When bills like this fail to pass, why do people continue to try and push them through? Will they keep doing it until it passes?
An important factor with CISPA and CISA in particular is that they are drafted by the intelligence committees in both the Senate and House. The intelligence committees do not seem to be backing down and that's why we have to have a powerful showing stopping these bills every single time.
Another issue deals with timing. The leaders on the Senate Intelligence Committee have introduced the bill and quickly forwarded it to the Senate floor. One reason the intelligence committees can quickly forward a bill is because they often mark it up in secret, behind closed doors, with little public participation. The faster a committee moves its bill, the higher chance there is the Senate will consider it.
How many names has this bill gone through now, and what are all the names they've tried to use to pass this bill?
Cybersecurity Information Sharing and Protection Act 112th, 113th, and 114th Congress (2011 to 2015)
Cybersecurity Information Sharing Act 113th and 114th Congress (2013-2015)
These bills go back to the 111th Congress (2009-2010) to the Cybersecurity Act of 2010.
How can i find out if my congressman has voted on it?
In addition to Drew's list you can look at past votes on: CISA 2013, CISPA 2013, and CISPA 2012.
Do we know who actually wrote this toxic mess of a bill?
The very original language probably goes back to the Senate and House Intelligence Committees around 2010, maybe earlier. We can thank Senator Richard Burr and Senator Dianne Feinstein for the 2014 version of CISA.
What will life be like after they finally get this bill through on the 23-27th time ?
Hopefully it doesn't come to that, but it opens up a good pitch for making sure you donate to groups like EFF. We're member-supported and rely on the donations to keep the lights on.
edited to add this answer on educating lawmakers: When it comes to the 23 or 27th time, I hope we're in the opposite predicament: too many members are proposing good bills around computer security.
If you were stranded on a island with a mermaid would you rather top half human and bottom half fish or top half fish and bottom half human?
Wouldn't the mermaid just swim off the island?

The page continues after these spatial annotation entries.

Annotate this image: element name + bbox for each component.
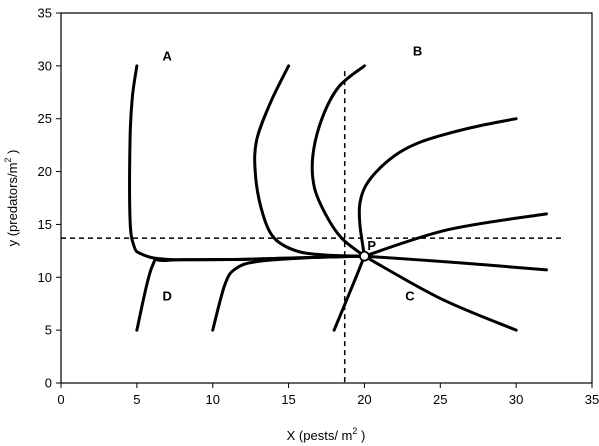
trajectory-line	[310, 64, 366, 258]
plot-frame	[60, 12, 593, 384]
equilibrium-label: P	[367, 238, 376, 253]
x-tick-label: 10	[205, 392, 219, 407]
x-tick-label: 20	[357, 392, 371, 407]
region-labels: A B C D	[163, 43, 423, 303]
y-tick-label: 30	[38, 58, 52, 73]
axis-ticks	[56, 12, 593, 388]
trajectory-line	[362, 254, 518, 332]
trajectory-line	[135, 254, 366, 332]
trajectory-line	[332, 254, 366, 332]
y-axis-label: y (predators/m2 )	[3, 150, 20, 247]
trajectory-line	[357, 117, 518, 258]
trajectory-line	[362, 254, 548, 272]
trajectory-line	[253, 64, 366, 258]
x-tick-label: 25	[433, 392, 447, 407]
x-axis-label: X (pests/ m2 )	[287, 426, 366, 443]
x-tick-label: 35	[585, 392, 599, 407]
region-label-c: C	[405, 289, 415, 304]
trajectory-line	[128, 64, 366, 262]
reference-lines	[61, 71, 562, 383]
equilibrium-point	[359, 250, 370, 262]
y-tick-label: 0	[45, 376, 52, 391]
region-label-d: D	[163, 289, 172, 304]
region-label-b: B	[413, 43, 422, 58]
y-tick-label: 5	[45, 323, 52, 338]
y-tick-label: 10	[38, 270, 52, 285]
y-tick-label: 25	[38, 111, 52, 126]
region-label-a: A	[163, 49, 173, 64]
trajectory-line	[211, 254, 366, 332]
y-tick-label: 15	[38, 217, 52, 232]
y-tick-label: 20	[38, 164, 52, 179]
x-tick-label: 30	[509, 392, 523, 407]
x-tick-label: 15	[281, 392, 295, 407]
axis-tick-labels: 0 5 10 15 20 25 30 35 0 5 10 15 20 25 30 35	[38, 6, 599, 408]
x-tick-label: 0	[57, 392, 64, 407]
x-tick-label: 5	[133, 392, 140, 407]
equilibrium-marker: P	[359, 238, 376, 262]
trajectory-line	[362, 212, 548, 258]
y-tick-label: 35	[38, 6, 52, 21]
trajectory-series	[128, 64, 548, 332]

JM Barrie taught me that they're only nice to people named Peter Pan.
I can't say I'm well versed with the subject, but judging from what I've seen on the news, What makes you think the failing of these bills will stop the government from invading our privacy?

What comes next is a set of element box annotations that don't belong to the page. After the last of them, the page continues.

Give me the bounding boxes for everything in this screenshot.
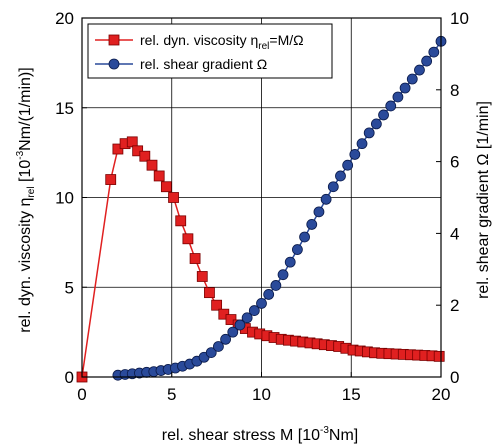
data-point — [263, 289, 275, 300]
x-tick-label: 10 — [252, 385, 271, 404]
data-point — [175, 215, 187, 227]
data-point — [270, 280, 282, 291]
data-point — [146, 159, 158, 171]
y-right-tick-label: 8 — [450, 81, 459, 100]
x-axis-title-sup: -3 — [320, 425, 329, 436]
data-point — [248, 305, 260, 316]
data-point — [182, 233, 194, 245]
data-point — [327, 181, 339, 193]
data-point — [213, 341, 224, 352]
data-point — [433, 350, 445, 362]
data-point — [234, 319, 246, 331]
data-point — [256, 298, 267, 309]
data-point — [241, 312, 253, 324]
x-tick-label: 5 — [167, 385, 176, 404]
data-point — [204, 287, 215, 299]
data-point — [153, 170, 165, 182]
series-line — [117, 40, 442, 376]
data-point — [160, 181, 172, 193]
data-point — [299, 231, 310, 243]
data-point — [349, 149, 361, 160]
data-point — [320, 193, 332, 205]
legend-label-gradient: rel. shear gradient Ω — [140, 56, 267, 72]
y-axis-left-title: rel. dyn. viscosity ηrel [10-3Nm/(1/min)… — [15, 67, 37, 332]
y-left-title-pre: rel. dyn. viscosity η — [17, 198, 34, 333]
y-axis-right-title: rel. shear gradient Ω [1/min] — [475, 101, 492, 299]
plot-series — [76, 35, 447, 383]
data-point — [421, 55, 433, 67]
y-right-tick-label: 6 — [450, 153, 459, 172]
y-left-tick-label: 10 — [55, 189, 74, 208]
data-point — [168, 192, 179, 203]
x-tick-label: 0 — [77, 385, 86, 404]
y-left-title-post: Nm/(1/min)] — [17, 67, 34, 151]
data-point — [189, 253, 201, 264]
x-tick-label: 15 — [342, 385, 361, 404]
y-left-title-sub: rel — [26, 186, 37, 197]
data-point — [291, 244, 303, 255]
data-point — [313, 206, 325, 218]
x-axis-title-pre: rel. shear stress M [10 — [162, 427, 320, 444]
data-point — [385, 100, 397, 112]
data-point — [428, 46, 440, 58]
data-point — [342, 159, 354, 171]
y-right-tick-label: 2 — [450, 296, 459, 315]
data-point — [392, 91, 404, 103]
data-point — [378, 109, 389, 121]
data-point — [335, 170, 346, 182]
y-left-tick-label: 20 — [55, 9, 74, 28]
data-point — [370, 118, 382, 130]
data-point — [105, 174, 117, 185]
y-left-tick-label: 0 — [65, 368, 74, 387]
data-point — [205, 347, 217, 358]
data-point — [196, 271, 208, 282]
y-right-tick-label: 0 — [450, 368, 459, 387]
legend-viscosity-post: =M/Ω — [269, 32, 303, 48]
series-viscosity — [76, 136, 445, 383]
x-axis-title: rel. shear stress M [10-3Nm] — [162, 425, 359, 444]
series-line — [81, 141, 440, 378]
data-point — [139, 150, 151, 162]
data-point — [399, 82, 411, 94]
legend-marker-viscosity — [108, 34, 120, 46]
data-point — [284, 256, 296, 268]
x-axis-title-post: Nm] — [329, 427, 358, 444]
y-left-title-sup: -3 — [15, 150, 26, 159]
data-point — [277, 269, 289, 281]
data-point — [306, 219, 318, 230]
series-shear-gradient — [112, 35, 447, 381]
y-left-tick-label: 15 — [55, 99, 74, 118]
y-right-tick-label: 4 — [450, 224, 459, 243]
legend-marker-gradient — [108, 58, 120, 70]
y-left-title-mid: [10 — [17, 160, 34, 187]
data-point — [211, 299, 223, 311]
y-right-tick-label: 10 — [450, 9, 469, 28]
data-point — [227, 326, 239, 338]
data-point — [220, 333, 232, 345]
legend: rel. dyn. viscosity ηrel=M/Ω rel. shear … — [87, 23, 333, 79]
data-point — [126, 136, 138, 148]
legend-viscosity-pre: rel. dyn. viscosity η — [140, 32, 258, 48]
legend-box — [87, 23, 333, 79]
x-tick-label: 20 — [432, 385, 451, 404]
legend-viscosity-sub: rel — [258, 41, 269, 52]
legend-label-viscosity: rel. dyn. viscosity ηrel=M/Ω — [140, 32, 304, 52]
data-point — [414, 64, 425, 76]
data-point — [363, 127, 375, 139]
data-point — [356, 138, 368, 150]
y-left-tick-label: 5 — [65, 278, 74, 297]
data-point — [406, 73, 418, 85]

One bill won't stop that. It takes a long, calculated, systematic approach from a wide variety of organizations that include ACLU, EFF, FFTF, and Access. CISA is only one bill, but stopping it will send a powerful message that the slice of privacy it aims to give to the government is unacceptable to users.
Why do you bother, knowing some secret court will pass this if the Senate doesn't?
While the Foreign Intelligence Surveillance Court can interpret the law, an issue Senator Wyden has brought to the forefront is a secret legal opinion written by the Department of Justice in 2003 relating to CISA and other cybersecurity bills. That secret interpretation of law should be made public.
Hi, EFF, FFTF, Access, ACLU and others! First of all, thank you for hosting this AMA and for doing the work you do. You are doing a great service for the good of the Internet.
The government has previously tried to introduce controversial bills like CIPSA and have been overturned. Given all the previous attempts, what do you think needs to happen for the government to realize that CISPA, CISA et al. simply are terrible ideas, and abandon their underlying concepts altogether? Will this ever happen?
Also, to FFTF: Do you ever feel bad for the massive amount of faxes, phone calls and e-mails you send to Congress?